Follow Malware removal instructions

That resolved the downloading problem. Now on to the rest of the steps.

Install HJT Get It here; http://www.download.com/Trend-Micro-HijackThis/3000-8022_4-10227353.html

Follow Malware removal instructions found here; https://www.techspot.com/vb/topic109461.html

Post results.

 

[mustopthetrojan]

I've attached the three logs to this thread. I've been having this Trojan Downloader being found by AVG everytime the computer starts up, even though AVG "heals" it every time. I've also started hearing weird "sci-fi-like" sounds when I press the shift key shortly after startup.

 

[tw0rld]

Run HJT again and remove the following:

O2 - BHO: (no name) - {F501C2AB-834A-4B9D-A86B-A1EADA760B00} - (no file)

O4 - HKCU\..\Run: [Qczkas] "C:\Program Files\Common Files\s?stem32\?hkdsk.exe"

O20 - Winlogon Notify: tuvtutu - tuvtutu.dll (file missing)

Also, look to see If these two items; "\s?stem32\?hkdsk.exe" are still located in this directory; "C:\Program Files\Common Files\s?stem32\?hkdsk.exe". If they are then delete the "s?stem32" folder from the said directory.

Post a new HJT Log.

1. Update AVG to the Latest version; http://www.download.com/AVG-Anti-Virus-Free-Edition/3000-2239_4-10320142.html?tag=contentBody;mostPopTwoColWrap&cdlPid=10880275

2. Update spybot S&D, and apply immunization.
3. Update to the latest version of adobe acrobat reader.
4. Install latest updates from microsoft update.
5. make sure that all security programs have the latest definitions installed.

 

[tw0rld]

Stickykeys?

I've also started hearing weird "sci-fi-like" sounds when I press the shift key shortly after startup.

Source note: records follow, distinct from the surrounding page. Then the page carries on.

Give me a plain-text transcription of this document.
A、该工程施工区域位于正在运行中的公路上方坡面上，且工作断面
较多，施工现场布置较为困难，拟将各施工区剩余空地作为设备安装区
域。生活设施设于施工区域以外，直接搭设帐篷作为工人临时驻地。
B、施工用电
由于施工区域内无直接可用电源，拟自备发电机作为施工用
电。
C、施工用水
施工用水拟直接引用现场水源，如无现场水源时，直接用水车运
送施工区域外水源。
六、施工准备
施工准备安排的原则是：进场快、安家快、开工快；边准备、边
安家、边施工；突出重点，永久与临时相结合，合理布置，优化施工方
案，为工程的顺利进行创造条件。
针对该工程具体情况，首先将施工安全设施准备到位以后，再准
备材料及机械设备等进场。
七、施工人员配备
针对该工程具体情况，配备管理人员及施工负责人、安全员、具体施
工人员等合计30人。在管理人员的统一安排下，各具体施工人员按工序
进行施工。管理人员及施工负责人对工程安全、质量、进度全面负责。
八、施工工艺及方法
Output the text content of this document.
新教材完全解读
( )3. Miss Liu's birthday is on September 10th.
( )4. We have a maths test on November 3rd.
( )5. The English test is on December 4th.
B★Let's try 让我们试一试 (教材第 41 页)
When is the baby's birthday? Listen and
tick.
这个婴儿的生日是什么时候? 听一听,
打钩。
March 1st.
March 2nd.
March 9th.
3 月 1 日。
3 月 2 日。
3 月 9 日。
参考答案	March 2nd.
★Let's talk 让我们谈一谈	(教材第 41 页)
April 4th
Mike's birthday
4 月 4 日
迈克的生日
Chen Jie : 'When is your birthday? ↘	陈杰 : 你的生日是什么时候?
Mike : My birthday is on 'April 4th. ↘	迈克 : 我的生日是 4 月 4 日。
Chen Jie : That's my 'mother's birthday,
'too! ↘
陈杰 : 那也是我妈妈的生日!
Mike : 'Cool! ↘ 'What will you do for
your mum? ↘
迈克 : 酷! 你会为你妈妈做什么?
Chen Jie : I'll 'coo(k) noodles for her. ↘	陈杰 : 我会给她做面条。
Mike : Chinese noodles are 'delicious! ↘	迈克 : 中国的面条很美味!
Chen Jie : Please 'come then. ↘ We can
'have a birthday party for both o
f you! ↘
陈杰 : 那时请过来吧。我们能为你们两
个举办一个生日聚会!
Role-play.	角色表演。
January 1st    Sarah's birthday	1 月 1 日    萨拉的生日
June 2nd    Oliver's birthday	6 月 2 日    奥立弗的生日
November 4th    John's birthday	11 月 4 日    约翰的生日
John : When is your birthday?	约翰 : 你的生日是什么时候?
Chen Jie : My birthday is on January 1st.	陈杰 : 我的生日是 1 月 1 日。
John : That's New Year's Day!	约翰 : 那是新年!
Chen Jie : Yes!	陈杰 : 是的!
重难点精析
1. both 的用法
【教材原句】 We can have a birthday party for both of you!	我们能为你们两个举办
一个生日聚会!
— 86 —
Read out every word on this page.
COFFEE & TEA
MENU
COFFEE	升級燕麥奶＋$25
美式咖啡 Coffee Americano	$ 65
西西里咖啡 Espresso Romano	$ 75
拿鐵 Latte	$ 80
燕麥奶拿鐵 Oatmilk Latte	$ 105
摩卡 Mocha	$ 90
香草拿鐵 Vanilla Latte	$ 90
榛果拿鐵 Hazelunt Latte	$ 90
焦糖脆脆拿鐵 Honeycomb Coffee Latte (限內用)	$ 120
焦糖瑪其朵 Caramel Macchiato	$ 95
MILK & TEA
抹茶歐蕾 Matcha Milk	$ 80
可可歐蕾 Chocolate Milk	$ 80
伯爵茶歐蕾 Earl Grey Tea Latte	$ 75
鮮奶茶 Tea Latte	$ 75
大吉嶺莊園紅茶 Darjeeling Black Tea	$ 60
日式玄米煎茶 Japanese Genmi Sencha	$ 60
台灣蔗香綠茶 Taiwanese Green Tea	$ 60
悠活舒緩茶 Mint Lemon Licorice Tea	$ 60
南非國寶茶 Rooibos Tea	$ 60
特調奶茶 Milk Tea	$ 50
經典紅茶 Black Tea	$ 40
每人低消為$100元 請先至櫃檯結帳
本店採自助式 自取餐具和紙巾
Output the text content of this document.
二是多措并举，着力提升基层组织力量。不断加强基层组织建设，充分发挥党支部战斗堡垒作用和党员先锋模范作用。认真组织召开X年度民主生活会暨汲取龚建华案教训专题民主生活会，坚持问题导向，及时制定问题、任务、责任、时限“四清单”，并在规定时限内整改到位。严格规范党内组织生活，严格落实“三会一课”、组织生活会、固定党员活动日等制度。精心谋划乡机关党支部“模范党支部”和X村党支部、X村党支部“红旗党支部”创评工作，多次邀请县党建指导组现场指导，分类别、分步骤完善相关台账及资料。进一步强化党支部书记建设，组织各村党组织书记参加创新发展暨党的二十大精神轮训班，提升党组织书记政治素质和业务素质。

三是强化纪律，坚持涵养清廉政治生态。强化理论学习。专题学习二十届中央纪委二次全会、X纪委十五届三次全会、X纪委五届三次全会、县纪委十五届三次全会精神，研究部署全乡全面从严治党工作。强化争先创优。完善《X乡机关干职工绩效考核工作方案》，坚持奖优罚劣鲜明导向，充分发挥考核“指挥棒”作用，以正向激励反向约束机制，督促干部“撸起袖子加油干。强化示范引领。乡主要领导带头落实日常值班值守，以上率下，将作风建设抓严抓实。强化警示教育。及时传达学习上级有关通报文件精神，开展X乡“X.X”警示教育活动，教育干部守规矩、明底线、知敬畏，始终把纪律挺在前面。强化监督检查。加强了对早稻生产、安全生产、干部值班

Pressing the Shift 5 times enables windows stickykeys, that was probaly the sound you heard.

 

[mustopthetrojan]

Here's the latest HJT log. Also, the shift thing, it's not sticky keys. It makes like a ray gun sound the first time I hit shift after start up.

 

[tw0rld]

Run HJT again and Remove the following, as I missed it the first time

R0 - HKCU\Software\Microsoft\Internet Explorer\Main,Start Page = http://v11.www.msn.com/defaulta.aspx

You need to update AVG to the latest Version 8.0
Are you still getting the AVG alerts?

 

[mustopthetrojan]

OK, Ran HJT again and removed that line. I have also updated to AVG 8 and the messages have disappeared. Interestingly, if I just went to free.avg.com, it was showing a 7.x version as the latest.

Thanks

 

[tw0rld]

Virus scan.....

I recommend that you do an Anti-virus scan with AVG.